Hana mengelus-elus sweater kotor beraroma parfum Jaehyun itu di tangannya. Ini serem, tapi rasanya menyenangkan. Hana terkikik sendirian. Setelah sekian lama hidup hanya berputar pada Joowon dan Soohyun, lalu dipaksa untuk selalu bersama Jaehyun, kini setelah beberapa bulan rasanya Hana mulai merasa terbiasa dengan kehadiran, suara, aroma dan segala tentang Jaehyun disekitarnya.

Perasaan ini berbeda dengan apa yang dia rasakan saat bersama Joowon. Segalanya serba kikuk dan mendebarkan jika bersama Joowon, tapi bersama Jaehyun rasanya seperti memakai plester luka dengan motif dan sewarna kulit. Ringan. Kau bahkan tak akan merasakannya menempel di kulitmu sampai plester itu dicabut, karena saking lenturnya plester tersebut.

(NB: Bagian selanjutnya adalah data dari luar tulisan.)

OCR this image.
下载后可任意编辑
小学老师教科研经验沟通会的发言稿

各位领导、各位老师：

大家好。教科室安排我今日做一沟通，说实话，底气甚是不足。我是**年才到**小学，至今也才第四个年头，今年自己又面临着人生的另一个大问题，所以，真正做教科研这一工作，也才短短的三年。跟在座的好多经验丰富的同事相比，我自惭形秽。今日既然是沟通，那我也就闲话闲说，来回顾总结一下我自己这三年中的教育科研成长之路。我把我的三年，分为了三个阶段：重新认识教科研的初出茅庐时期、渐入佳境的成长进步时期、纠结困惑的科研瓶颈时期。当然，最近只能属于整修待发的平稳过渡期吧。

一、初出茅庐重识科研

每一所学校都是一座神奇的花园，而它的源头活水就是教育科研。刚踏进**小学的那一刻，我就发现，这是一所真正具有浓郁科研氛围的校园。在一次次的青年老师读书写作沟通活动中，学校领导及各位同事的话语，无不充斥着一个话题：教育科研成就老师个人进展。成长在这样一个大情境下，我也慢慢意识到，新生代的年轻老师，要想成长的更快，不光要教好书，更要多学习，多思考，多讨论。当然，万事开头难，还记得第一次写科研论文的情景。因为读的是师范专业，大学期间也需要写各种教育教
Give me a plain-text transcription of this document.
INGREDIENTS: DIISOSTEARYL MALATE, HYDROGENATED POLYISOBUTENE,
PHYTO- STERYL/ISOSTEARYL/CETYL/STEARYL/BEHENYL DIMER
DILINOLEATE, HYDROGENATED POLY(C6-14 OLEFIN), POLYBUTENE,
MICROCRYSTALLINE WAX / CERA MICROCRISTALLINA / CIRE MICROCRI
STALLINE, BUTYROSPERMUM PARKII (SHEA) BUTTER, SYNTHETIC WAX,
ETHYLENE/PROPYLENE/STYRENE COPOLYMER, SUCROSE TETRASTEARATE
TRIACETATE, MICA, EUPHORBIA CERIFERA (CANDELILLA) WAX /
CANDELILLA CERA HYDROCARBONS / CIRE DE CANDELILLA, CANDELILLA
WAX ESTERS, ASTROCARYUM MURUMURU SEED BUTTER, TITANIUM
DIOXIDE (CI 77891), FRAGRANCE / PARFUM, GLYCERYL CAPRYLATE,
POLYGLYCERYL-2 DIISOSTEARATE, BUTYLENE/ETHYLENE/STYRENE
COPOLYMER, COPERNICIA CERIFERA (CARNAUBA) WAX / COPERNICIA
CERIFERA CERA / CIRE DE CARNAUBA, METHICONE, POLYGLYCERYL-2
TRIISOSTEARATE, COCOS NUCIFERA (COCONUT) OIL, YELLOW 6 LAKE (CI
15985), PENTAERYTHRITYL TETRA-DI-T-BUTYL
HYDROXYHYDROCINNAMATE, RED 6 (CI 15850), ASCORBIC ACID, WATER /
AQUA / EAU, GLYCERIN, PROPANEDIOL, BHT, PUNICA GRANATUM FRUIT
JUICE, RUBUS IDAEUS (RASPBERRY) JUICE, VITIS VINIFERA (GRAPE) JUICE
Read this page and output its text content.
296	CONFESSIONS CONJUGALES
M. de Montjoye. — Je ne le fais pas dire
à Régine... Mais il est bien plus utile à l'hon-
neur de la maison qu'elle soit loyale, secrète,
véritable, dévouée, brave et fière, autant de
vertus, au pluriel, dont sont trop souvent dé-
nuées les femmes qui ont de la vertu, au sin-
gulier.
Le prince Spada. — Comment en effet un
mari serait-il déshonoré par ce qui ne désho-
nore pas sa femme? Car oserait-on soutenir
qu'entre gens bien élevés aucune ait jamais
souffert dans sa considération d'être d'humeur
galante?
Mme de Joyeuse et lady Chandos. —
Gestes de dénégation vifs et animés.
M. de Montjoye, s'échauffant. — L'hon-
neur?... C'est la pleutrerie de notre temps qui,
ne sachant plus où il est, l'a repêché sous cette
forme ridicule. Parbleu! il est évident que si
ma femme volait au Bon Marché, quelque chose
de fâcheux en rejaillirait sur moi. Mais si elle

Perasaan apa ini? Dengan Joowon, cinta selalu terasa seperti sepatu cinderella yang kekecilan satu nomor. Sepatu itu impian Hana, namun Hana tau kemungkinan tumitnya berdarah karena lecet itu selalu ada. Atau dalam kasus ini, hati yang lecet.

Dengan Jaehyun, rasanya seperti memakai selop kamar. Hangat, nyaman dan terasa sangat domestik. yang kaya gini bukan cinta kan? batin Hana sibuk bertanya-tanya.

Bunyi sesuatu yang terguling di arah luar rumah membuat Hana tergeragap dan tersadar dari lamunannya. Suara apa itu? Maling? Kucing?

Hana buru-buru menuju dapur dan mengintip keluar, ada dua orang sedang terlihat mengendap-endap di belakang rumahnya, mencurigakan.

Teringat sisa adonan yang tadi tidak jadi dia olah sebelum Jaehyun pergi tadi, Hana buru-buru mengambil sisa tepung dan beberapa telur di tangan sementara tangan satu lagi meraih gagang kunci pintu dapur. Maling ataupun kucing, Hana merasa dirinya tak takut. justru gelora keberanian serasa menguar di seluruh pori-pori kulitnya.

Hana memutar selotan kunci dengan hati-hati, lalu bersiap-siap dibaliknya. Saat pintu dapur mulai terkuak, amunisi tepung dan telur di tangan Hana sangat siap meluncur.

"Kau hebat juga, Soo.... AAAAAARRRGGGHHHHHHHHHHH!!!!!!!!"

"AAARRRRGGGHHHHHHHHH!!!!!!!"
Hana menjerit, sosok yang mengendap-endap tersebut juga menjerit. Lengkingan keduanya memecah keheningan dini hari, jam dua pagi di komplek perumahan Hana dan Jaehyun.